The common wart is known as verruca vulgaris. They are caused by a viral infection of the skin. This occurs as a result of direct contact with the virus. They do not spread through the blood stream. They occur more commonly in children than adults. When they occur on the bottom of the foot, they are called plantar warts. This name is derived from the location of the foot on which they are found; the bottom of the foot is called the plantar aspect of the foot. A common misconception is that plantar warts have seeds or roots that grow through the skin and can attach to the bone. The wart may appear to have a root or seeds, but these are in fact small clusters of the wart just beneath the top layer of the skin. The wart cannot live in any tissue except the skin. Moist, sweaty feet can predispose to infection by the wart virus. They can be picked up in showers and around swimming pools. They are not highly contagious, but being exposed in just the right situation will lead to the development of the wart. Avoiding contact in the general environment is nearly impossible. If a member of the family has the infection, care should be taken to keep shower and tile floor clean. Children who have plantar warts should not share their shoes with other people. Young girls often share shoes with their friends and this should be discouraged.

Diagnosis

The warts have the appearance of thick, scaly skin. They can occur as small, single warts or can cluster into large areas. These clustered warts are called mosaic warts. They often resemble plantar calluses. A simple way to tell the difference between a wart and a callous is to squeeze the lesion between your fingers in a pinching fashion. If this is painful, it is likely that the lesion is a wart. A callous is generally not painful with this maneuver but is tender with direct pressure by pressing directly on the lesion. Othe lesions on the bottom of the foot that are often confused with plantars warts are porokeratoses and inclusion cysts.

Treatment

There are a variety of ways to treat warts. The over-the-counter medications have a difficult time penetrating the thick skin on the bottom of the foot, so they do not work well in this area. Professional treatment consists of burning the wart with topical acids, freezing with liquid nitrogen, laser surgery or cutting them out. All methods have the possibility of the wart coming back.

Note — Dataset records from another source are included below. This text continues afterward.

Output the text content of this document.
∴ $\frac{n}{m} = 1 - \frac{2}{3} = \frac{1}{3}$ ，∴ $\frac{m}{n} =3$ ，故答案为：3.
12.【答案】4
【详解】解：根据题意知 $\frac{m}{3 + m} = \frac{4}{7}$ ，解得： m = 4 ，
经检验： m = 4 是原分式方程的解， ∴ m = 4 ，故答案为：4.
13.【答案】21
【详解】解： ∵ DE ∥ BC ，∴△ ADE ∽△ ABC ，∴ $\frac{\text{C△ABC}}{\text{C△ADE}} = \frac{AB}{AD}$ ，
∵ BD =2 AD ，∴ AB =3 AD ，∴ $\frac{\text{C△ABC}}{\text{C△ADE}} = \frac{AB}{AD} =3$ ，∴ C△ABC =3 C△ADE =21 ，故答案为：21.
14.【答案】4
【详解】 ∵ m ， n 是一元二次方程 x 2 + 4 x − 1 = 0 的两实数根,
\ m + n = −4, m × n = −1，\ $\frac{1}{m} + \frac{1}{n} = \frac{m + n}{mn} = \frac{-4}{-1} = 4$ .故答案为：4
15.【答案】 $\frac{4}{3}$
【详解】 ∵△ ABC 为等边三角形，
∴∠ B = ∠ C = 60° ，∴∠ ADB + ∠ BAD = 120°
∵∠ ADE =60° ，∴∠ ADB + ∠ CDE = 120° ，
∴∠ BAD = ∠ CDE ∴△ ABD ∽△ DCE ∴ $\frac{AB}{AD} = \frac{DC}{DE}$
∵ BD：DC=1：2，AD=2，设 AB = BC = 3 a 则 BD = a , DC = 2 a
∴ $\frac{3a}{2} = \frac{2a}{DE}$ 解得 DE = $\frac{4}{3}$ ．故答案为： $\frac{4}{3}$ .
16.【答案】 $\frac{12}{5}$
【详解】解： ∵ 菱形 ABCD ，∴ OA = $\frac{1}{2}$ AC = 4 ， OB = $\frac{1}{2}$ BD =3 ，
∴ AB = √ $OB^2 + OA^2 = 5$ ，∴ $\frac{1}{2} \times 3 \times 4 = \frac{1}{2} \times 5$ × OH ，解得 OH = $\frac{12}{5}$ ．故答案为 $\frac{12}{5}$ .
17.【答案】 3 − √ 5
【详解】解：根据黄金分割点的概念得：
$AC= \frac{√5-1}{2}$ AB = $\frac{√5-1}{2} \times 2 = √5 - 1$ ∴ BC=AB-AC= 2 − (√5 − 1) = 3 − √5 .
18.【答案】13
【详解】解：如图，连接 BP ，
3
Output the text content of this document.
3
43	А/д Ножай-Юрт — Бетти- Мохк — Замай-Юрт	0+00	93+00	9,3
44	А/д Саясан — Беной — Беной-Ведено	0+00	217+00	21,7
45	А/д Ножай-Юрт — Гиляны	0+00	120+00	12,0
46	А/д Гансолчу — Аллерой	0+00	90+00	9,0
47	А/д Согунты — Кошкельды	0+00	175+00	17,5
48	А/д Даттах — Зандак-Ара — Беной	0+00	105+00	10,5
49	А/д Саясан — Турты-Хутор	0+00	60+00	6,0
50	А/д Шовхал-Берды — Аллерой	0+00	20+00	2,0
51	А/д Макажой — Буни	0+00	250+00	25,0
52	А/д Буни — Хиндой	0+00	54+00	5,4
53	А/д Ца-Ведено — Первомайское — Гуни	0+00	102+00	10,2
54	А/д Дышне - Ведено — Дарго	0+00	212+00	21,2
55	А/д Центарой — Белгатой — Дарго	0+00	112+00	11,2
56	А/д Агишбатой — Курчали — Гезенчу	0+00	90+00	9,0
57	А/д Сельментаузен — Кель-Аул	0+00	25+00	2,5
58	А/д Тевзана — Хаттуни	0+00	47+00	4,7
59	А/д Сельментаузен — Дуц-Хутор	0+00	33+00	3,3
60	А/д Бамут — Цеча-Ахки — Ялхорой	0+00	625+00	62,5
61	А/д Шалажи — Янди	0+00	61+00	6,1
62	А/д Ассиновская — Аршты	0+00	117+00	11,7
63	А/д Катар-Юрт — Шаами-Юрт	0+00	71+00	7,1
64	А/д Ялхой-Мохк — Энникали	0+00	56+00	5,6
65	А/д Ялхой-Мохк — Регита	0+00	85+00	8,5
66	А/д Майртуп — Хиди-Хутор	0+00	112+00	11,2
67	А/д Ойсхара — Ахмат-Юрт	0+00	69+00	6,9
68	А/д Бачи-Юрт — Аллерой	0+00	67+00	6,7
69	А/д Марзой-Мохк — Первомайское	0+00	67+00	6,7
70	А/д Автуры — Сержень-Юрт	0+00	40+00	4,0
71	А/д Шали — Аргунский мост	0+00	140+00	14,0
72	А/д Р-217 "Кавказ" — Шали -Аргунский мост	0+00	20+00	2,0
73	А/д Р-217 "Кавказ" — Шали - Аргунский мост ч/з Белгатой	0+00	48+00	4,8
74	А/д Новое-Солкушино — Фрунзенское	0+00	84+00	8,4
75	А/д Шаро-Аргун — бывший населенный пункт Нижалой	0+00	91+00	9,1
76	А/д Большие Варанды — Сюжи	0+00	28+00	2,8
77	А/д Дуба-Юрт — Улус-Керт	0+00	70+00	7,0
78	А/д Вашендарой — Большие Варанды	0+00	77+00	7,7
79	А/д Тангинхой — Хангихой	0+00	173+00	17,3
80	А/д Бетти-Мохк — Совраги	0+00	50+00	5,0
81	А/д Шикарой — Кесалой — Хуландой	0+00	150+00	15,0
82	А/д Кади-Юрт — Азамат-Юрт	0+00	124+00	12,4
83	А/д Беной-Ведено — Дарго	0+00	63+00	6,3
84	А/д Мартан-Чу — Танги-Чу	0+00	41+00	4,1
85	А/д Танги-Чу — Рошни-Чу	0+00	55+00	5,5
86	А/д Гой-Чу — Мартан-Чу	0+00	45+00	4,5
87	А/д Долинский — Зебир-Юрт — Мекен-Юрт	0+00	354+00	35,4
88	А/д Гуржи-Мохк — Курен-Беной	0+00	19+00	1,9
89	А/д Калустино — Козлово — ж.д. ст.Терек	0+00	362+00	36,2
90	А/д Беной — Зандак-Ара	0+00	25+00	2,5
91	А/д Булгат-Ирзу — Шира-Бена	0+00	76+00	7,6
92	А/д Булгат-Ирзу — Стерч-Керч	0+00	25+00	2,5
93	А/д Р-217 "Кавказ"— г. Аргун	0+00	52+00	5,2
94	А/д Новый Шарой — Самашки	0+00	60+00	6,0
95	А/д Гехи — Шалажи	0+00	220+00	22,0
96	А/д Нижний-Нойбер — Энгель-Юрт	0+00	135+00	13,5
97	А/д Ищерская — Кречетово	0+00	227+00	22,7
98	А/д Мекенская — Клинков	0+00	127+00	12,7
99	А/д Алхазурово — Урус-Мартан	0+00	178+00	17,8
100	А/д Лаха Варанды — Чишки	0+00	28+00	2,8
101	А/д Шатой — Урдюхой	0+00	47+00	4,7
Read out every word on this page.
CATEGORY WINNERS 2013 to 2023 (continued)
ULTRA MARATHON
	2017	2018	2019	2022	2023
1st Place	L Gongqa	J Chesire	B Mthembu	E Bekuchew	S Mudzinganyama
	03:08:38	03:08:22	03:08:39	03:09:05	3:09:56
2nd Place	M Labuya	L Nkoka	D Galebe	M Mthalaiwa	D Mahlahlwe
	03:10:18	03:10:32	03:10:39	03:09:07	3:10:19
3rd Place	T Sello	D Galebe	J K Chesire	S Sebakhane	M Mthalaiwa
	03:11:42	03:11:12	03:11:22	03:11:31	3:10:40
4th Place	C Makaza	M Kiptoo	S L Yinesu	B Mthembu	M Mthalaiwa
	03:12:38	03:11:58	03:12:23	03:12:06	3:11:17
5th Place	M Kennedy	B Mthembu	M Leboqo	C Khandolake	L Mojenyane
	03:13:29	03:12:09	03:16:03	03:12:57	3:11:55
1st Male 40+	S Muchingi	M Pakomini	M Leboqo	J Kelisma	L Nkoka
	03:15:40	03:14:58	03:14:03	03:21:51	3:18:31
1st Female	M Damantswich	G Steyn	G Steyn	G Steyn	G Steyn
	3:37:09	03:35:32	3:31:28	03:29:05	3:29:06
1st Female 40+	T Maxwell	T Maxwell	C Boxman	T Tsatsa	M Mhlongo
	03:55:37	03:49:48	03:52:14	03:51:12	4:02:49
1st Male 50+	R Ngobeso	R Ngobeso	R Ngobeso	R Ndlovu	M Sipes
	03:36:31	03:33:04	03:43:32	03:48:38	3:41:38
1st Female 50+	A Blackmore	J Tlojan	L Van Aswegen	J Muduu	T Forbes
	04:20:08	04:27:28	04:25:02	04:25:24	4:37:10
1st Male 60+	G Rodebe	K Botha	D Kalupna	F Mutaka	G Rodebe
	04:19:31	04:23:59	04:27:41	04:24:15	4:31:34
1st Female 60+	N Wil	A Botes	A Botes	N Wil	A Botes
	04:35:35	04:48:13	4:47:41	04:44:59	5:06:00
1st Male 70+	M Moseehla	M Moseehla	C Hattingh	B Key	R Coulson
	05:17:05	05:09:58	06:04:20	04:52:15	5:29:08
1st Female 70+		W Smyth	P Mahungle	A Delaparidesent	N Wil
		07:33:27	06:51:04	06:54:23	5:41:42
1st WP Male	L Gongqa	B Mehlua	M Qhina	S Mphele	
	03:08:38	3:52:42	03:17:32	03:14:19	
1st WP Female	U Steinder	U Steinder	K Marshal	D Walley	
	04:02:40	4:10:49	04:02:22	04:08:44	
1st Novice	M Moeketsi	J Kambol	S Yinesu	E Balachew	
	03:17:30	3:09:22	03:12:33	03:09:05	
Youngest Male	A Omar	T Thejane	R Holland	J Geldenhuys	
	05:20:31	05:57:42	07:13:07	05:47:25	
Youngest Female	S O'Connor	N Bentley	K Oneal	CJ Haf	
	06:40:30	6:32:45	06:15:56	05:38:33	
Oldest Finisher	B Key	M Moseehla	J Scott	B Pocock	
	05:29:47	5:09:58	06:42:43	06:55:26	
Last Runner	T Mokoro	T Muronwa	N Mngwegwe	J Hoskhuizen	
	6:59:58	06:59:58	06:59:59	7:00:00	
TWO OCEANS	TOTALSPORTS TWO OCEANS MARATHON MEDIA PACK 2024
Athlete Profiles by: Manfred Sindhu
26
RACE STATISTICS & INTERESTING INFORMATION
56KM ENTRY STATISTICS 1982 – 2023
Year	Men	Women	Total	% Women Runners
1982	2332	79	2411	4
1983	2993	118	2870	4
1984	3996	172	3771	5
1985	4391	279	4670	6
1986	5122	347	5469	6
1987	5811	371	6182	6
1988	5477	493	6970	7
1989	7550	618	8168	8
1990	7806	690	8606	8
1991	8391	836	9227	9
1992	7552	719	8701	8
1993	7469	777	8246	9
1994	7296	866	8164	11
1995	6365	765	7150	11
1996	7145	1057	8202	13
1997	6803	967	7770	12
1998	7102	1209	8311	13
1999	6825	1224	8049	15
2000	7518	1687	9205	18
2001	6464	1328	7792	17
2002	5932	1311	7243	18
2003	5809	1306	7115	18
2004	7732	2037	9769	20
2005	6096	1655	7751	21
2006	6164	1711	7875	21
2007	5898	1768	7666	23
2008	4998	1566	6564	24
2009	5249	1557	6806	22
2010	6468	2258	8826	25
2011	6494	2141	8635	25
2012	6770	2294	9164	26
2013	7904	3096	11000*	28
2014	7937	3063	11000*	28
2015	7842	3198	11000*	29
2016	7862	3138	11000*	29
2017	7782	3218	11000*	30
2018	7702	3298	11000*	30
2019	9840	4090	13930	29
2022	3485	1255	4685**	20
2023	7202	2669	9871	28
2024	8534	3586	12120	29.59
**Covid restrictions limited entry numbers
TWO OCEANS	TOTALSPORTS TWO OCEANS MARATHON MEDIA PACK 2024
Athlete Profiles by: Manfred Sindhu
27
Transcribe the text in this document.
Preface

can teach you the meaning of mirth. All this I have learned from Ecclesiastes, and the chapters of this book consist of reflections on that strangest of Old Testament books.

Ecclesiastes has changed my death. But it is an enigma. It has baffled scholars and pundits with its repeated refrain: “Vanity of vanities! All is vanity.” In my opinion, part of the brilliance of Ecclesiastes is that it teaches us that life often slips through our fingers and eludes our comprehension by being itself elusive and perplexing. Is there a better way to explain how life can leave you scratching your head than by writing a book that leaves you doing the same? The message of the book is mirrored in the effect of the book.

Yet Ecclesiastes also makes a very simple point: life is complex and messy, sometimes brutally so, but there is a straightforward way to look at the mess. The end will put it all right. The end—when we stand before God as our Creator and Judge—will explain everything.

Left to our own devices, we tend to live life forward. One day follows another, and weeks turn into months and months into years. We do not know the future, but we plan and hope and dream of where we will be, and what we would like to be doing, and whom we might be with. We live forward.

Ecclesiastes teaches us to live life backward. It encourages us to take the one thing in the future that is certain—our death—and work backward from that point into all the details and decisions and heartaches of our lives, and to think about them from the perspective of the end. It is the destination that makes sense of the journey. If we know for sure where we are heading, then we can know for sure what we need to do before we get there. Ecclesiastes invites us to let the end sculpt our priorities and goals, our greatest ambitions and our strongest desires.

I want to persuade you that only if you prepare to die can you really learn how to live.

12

Surgical excision of the wart has the highest success rate with a relatively low rate of recurrence. There is some mild discomfort with this procedure and it takes several weeks for the area to completely heal. Normal activity can generally be resumed in a few days depending on the size and number of warts that have been removed. The risks associated with surgical removal of warts are the possibility of infection, or the formation of a scar, which can be painful when weight is applied while walking.


Laser removal of the wart works by burning the wart with a laser beam. The area must be numbed with an anesthetic prior to the procedure. There is little advantage to removing warts with a laser unless the warts are very large (mosaic warts) or there are a large number to be removed. The risks associated with the use of the laser are the same as for cutting the warts out. These risks include infection and the development of a scar after healing. A new type of laser has been developed to treat several different types of skin lesions called the Pulsed Dye Laser. This new laser has promise in the effective treatment of warts.


Freezing the wart with liquid nitrogen is another form of treatment. This form of treatment when the warts are on the bottom of the foot can be very painful and take several days or weeks to heal.


Topical acids can also be a useful means of treating warts. The advantage to this form of treatment is the fact that they are nearly painless and there is no restriction of activity. The down side to this form of treatment is that it frequently requires several treatments and the failure rate is higher than surgical excision of the wart.